O barulho das ondas cobrindo o silêncio, uma paz que apenas a presença dele causava nela.
— Eu não esqueceria. A última noite de verão.
— Você pareceu se esquecer nos últimos anos. — Ela alfinetou. Ele deu um sorriso culpado.
— Me desculpa. Eu não esqueci, só não sabia o que falar. Todos os anos, vim até aqui e te vi sentada no mesmo lugar. Até que você não veio. Eu não sabia como entrar em contato, onde você estava, ou se ainda queria me ver.
— Eu nunca ia não querer te ver.
— Então por que não foi no show de Londres?
Ela ficou em silêncio, porque ele tinha razão. Eles estavam na mesma cidade pela primeira vez em anos e ela não quis vê-lo.
— Eu comprei o ingresso. Mas não consegui sair de casa.
Ele assentiu. Algo não dito havia ficado entre eles nos últimos seus anos. Aquele beijo roubado seguido de uma despedida. Ele nunca havia esquecido a sensação dos lábios dela nos seus. Da forma como ela se segurava nele e em como ela tremia.

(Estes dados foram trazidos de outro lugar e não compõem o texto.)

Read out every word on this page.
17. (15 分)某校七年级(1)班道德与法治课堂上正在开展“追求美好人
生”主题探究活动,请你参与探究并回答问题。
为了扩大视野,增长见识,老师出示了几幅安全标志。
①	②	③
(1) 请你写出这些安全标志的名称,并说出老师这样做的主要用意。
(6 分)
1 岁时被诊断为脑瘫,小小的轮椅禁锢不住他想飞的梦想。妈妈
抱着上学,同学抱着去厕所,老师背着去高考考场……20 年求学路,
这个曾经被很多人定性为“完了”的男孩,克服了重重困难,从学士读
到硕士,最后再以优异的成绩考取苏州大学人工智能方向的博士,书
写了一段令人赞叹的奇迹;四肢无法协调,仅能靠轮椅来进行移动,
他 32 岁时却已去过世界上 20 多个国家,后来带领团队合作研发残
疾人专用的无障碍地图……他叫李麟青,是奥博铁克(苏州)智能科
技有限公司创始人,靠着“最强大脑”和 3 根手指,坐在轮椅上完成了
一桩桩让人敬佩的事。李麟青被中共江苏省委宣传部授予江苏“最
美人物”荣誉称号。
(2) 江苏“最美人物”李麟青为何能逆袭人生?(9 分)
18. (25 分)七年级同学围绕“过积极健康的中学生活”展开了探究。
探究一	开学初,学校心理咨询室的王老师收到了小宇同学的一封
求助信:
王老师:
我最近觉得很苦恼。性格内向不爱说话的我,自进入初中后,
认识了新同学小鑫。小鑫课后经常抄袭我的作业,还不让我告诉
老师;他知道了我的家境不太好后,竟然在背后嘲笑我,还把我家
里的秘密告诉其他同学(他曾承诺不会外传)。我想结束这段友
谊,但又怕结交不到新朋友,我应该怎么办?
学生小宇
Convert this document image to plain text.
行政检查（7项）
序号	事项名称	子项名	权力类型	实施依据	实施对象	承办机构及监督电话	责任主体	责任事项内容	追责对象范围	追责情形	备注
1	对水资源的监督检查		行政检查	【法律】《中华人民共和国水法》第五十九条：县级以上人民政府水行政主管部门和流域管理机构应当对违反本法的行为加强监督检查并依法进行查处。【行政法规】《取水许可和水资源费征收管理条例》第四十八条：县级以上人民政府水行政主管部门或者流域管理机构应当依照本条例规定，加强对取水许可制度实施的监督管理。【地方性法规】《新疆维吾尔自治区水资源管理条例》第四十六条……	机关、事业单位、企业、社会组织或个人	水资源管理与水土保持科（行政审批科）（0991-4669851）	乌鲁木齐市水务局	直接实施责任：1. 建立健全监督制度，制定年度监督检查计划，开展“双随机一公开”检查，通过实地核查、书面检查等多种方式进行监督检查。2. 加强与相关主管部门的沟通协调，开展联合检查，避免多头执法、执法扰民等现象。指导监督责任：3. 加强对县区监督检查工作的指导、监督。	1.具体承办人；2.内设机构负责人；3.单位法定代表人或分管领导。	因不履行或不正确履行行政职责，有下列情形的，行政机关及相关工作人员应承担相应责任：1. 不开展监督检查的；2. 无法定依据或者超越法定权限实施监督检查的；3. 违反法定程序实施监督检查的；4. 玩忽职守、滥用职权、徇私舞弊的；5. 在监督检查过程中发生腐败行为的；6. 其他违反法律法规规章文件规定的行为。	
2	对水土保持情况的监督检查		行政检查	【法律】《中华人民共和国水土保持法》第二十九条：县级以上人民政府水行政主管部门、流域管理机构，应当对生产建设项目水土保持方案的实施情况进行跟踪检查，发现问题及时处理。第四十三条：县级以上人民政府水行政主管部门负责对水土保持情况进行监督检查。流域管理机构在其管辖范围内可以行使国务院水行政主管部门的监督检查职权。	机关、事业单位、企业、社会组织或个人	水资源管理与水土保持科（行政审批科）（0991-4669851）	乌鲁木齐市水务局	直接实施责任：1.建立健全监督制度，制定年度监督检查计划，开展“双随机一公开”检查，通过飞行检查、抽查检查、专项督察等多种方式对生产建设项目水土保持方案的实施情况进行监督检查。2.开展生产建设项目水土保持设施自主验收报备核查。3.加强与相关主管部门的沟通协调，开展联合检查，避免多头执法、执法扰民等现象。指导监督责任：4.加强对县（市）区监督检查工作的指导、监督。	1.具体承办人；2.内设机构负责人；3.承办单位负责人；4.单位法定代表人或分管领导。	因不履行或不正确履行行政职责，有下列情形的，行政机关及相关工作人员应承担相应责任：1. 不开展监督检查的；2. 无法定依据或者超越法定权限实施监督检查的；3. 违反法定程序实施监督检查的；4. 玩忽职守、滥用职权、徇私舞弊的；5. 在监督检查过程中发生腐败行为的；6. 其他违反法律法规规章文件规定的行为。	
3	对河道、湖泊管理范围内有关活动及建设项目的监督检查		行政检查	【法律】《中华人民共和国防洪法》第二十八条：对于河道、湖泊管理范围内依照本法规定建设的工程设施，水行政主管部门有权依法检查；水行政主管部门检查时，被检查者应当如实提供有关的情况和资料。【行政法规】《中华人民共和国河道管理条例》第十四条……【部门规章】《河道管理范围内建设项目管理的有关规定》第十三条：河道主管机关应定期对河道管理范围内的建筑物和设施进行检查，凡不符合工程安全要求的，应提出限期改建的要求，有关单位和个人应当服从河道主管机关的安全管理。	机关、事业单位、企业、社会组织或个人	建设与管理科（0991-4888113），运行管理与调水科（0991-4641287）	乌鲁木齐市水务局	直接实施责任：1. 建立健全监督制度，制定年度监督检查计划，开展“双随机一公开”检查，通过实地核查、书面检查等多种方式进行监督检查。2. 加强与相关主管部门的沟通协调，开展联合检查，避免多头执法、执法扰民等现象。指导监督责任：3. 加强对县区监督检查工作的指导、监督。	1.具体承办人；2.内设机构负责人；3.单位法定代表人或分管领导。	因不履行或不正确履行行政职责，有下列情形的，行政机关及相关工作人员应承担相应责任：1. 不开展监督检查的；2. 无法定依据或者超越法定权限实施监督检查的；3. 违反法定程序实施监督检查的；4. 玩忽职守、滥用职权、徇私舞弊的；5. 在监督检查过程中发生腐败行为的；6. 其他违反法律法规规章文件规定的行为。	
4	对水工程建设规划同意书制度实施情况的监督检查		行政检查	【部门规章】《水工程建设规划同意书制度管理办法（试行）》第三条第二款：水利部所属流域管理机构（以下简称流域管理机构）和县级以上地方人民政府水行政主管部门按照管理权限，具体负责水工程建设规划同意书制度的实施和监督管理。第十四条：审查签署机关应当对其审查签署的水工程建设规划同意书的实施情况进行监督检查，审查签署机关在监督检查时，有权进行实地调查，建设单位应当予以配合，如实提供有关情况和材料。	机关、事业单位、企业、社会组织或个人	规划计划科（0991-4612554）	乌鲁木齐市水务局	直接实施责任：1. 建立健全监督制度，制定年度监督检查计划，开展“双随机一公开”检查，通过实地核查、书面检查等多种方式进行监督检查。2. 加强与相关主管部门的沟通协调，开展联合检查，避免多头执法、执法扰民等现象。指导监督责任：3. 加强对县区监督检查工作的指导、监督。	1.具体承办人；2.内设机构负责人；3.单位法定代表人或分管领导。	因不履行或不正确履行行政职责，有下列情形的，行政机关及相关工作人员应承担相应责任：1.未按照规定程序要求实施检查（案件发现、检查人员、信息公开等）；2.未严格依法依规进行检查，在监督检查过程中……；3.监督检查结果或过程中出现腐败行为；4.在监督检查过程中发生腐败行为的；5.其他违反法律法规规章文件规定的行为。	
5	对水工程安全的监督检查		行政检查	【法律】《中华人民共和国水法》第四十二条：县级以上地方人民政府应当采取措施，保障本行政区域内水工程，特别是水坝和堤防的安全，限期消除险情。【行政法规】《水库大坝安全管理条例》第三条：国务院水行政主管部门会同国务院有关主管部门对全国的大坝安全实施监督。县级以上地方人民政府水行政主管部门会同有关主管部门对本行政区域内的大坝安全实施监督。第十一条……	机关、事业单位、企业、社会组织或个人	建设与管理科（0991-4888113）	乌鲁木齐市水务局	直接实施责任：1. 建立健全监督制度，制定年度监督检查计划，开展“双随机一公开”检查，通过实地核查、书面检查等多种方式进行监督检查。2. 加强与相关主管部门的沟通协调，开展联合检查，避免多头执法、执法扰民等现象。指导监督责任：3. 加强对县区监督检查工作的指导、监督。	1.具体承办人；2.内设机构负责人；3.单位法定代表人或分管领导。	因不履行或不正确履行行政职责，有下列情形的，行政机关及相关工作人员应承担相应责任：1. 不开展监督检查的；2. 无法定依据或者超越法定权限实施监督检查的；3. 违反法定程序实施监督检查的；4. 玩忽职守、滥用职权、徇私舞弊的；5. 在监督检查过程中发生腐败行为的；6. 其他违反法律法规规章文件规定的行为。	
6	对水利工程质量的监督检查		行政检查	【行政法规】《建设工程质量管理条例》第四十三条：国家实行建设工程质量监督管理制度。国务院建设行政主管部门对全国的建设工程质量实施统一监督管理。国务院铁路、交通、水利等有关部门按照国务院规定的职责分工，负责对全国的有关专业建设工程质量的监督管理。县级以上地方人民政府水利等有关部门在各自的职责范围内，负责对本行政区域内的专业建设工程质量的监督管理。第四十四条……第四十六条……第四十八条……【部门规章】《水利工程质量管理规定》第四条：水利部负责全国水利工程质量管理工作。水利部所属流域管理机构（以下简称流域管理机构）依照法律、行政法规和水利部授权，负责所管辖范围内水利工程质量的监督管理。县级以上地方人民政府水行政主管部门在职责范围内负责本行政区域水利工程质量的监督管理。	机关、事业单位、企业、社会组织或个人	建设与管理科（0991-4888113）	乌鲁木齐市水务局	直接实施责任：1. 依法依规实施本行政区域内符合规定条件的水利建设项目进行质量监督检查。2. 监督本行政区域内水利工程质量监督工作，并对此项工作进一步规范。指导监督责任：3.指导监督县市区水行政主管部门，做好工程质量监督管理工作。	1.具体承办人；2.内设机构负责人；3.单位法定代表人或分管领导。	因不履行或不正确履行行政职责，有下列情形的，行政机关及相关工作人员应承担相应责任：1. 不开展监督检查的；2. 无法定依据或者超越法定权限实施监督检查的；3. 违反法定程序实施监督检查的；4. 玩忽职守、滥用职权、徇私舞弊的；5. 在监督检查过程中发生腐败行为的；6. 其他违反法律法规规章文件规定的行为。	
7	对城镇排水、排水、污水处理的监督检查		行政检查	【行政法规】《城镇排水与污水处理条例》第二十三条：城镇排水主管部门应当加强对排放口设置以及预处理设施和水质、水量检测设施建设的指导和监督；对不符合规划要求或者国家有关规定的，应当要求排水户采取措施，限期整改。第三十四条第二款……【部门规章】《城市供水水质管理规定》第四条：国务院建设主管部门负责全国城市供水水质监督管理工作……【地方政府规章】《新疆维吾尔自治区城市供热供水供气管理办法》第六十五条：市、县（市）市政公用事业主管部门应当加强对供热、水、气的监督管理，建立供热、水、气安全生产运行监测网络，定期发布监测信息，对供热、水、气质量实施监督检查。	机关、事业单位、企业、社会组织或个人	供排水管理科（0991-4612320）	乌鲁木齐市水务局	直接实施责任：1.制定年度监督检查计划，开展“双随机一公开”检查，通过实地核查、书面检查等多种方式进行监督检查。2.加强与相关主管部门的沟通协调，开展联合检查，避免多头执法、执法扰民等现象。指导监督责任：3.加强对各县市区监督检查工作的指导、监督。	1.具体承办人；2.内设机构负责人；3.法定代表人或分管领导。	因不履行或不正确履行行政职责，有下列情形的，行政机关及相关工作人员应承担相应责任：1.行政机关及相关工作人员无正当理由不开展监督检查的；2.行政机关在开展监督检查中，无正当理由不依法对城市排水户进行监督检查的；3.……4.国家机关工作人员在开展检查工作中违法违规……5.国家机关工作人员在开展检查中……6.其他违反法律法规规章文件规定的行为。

O nervosismo que nenhuma plateia o havia feito sentir.
— O que aconteceu? — Ele franziu o cenho, se virando para ela. — Eu achei que era o que você queria.
— Mas não era o que você queria. — Ela falou sem desviar o olhar do dele.
— E como você pode saber o que eu queria?
— Você tinha acabado de assinar o contrato. Não haveria espaço para mim na sua vida.
Ele assentiu mais uma vez e olhou para seus pés. A tatuagem que ele havia feito na primeira turnê ardia em sua pele. Ele sabia que era apenas uma sensação psicológica, uma vez que os traços finos estavam cicatrizados há muito tempo. Apenas mais uma marca de uma vida cheia de histórias.
Pensou em quantas coisas poderia dizer a ela. Na dor de vê-la sozinha. Que ele sempre a procurava de cima do palco, inutilmente buscando seu rosto em meio a multidão. Que ele sentia a brisa do mar toda vez que cantava aquelas palavras que haviam sido criadas naquela areia.
Dessa vez, ele tinha o celular no bolso. Pegou o fone de ouvido e entregou para ela, dando play em uma demo que nem mesmo seu agente conhecia.
— O que é isso? — Ela perguntou, ouvindo a melodia doce que ele lhe apresentara.
— As respostas que você não me pediu.
Ela sabia que aquela não era uma música pronta, mas era tudo que ela precisava ouvir. O lado da história dele daquela última noite. Das regras que ele precisou seguir, do que ele abriu mão para conquistar seu sonho. E como que, no fundo, ela havia feito o mesmo.
— Por que você nunca me disse nada disso? — As lágrimas desciam sem permissão pelo seu rosto, apenas os olhos dele à sua frente.
— Porque eu tive medo se você queria isso. Se você conseguiria viver isso comigo.
— Eu sempre só quis você. O que viria junto não me importo.
Ele segurou seu rosto e a beijou. Dessa vez, ela não tremeu. Dessa vez, ela se entregou. Dessa vez, ele não iria embora no dia seguinte sozinho. Dessa vez, ela iria com ele.
— Feliz Aniversário. — As palavras saíram dos lábios deles em forma de promessa. Aquele seria o primeiro de todos os aniversários dela que eles passariam juntos. A última noite de verão.